Deleting an element of a container by directly accessing its iterator alone in C++

Question

I have declared a std::vector<int> in my main function and would like to remove all even elements from it, but only by passing it's iterator to a function called remove_even which accepts the start and end iterator of the container.

#include <iostream>
#include <algorithm>
#include <vector>

void remove_even(auto start, auto end) {
    while(start != end) {
        if(*start % 2 == 0)
        // Remove element from container
    }
}

int main() {
    std::vector<int> vec = {2, 4, 5, 6, 7};
    remove_even(vec.begin(), vec.end());
}

Is there a way of doing this in C++ or must I directly pass in my vector to the function ?

Answer 1

It is the class std::vector itself that has the method erase that allows to erase required elements in a vector.

All you can do using iterators is to call standard algorithm std::remove_if that then to use the returned iterator in a call of the method erase.

For example

#include <iostream>
#include <vector>
#include <algorithm>

std::vector<int>::iterator remove_even( std::vector<int>::iterator first,
                                        std::vector<int>::iterator last )
{
    return std::remove_if( first, last, []( int x ) { return x % 2 == 0; } );
}

int main()
{
    std::vector<int> vec = { 2, 4, 5, 6, 7 };

    for ( int x : vec ) std::cout << x << ' ';
    std::cout << std::endl;

    vec.erase( remove_even( vec.begin(), vec.end() ), vec.end() );

    for ( int x : vec ) std::cout << x << ' ';
    std::cout << std::endl;
}    

The program output is

2 4 5 6 7 
5 7 

Answer 2

This is the correct way IMO:

template <typename T>
T remove_even(T start, T end) {
   return std::remove_if(start,end,[](const auto& item){return item%2==0;};
}

int main() {
    std::vector<int> vec = {2, 4, 5, 6, 7};
    vec.erase(remove_even(vec.begin(), vec.end()),vec.end());
}

Answer 3

From cplusplus.com:

An iterator is any object that, pointing to some element in a range of elements (such as an array or a container), has the ability to iterate through the elements of that range using a set of operators (with at least the increment (++) and dereference (*) operators).

As stated in the quote, it points to an element in a range of elements. It does not need to provide any information about the range it is in, i.e. about the container the elements are stored in.

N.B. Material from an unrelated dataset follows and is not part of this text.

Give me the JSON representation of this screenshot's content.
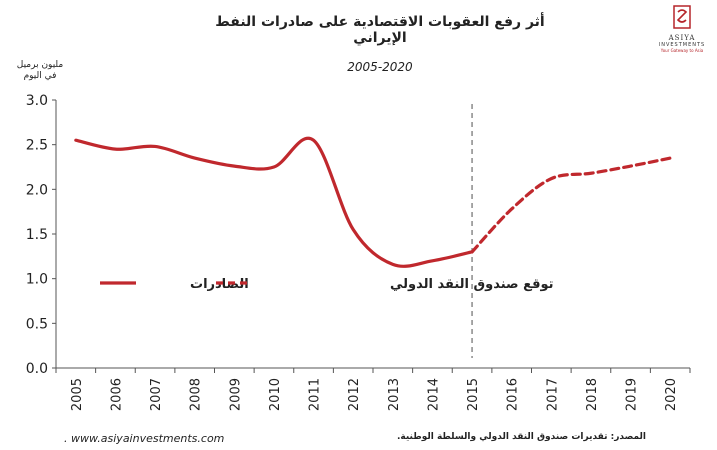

As already stated in a comment, removing an element from a vector (or any other container) is an operation that affects the container, not only the object. So you will always have to call erase() or a similar function on the container.

What you are asking about is (somewhat, not exactly) similar to this:

void remove_or_not(int& i){
    //do something with i to remove it from a container
    //but we dont have a container here
}

int main(){
    std::vector<int> vec;
    //fill vec and generate some int n
    remove_or_not(vec[n]);
}

When calling remove_or_not() in the above example, we just pass a reference to an int - we totally lost the information that it is inside a container, so it's obvious we can't remove it from any container.

When trying the same with iterators we still have the information that the element is inside a container - but we might have lost the information in which container, as it is not required by the iterator to keep this information.
E.g. an iterator over a C-style array can just be a pointer. We can increment and decrement it and compare it to a pointer to the first element and a pointer behind the last element. But there is no need to know anything about the size of the array or about the array at all.

PS: for approaches how to correclty implement what you need, see the already posted answers, i don't think theres a need to repeat those.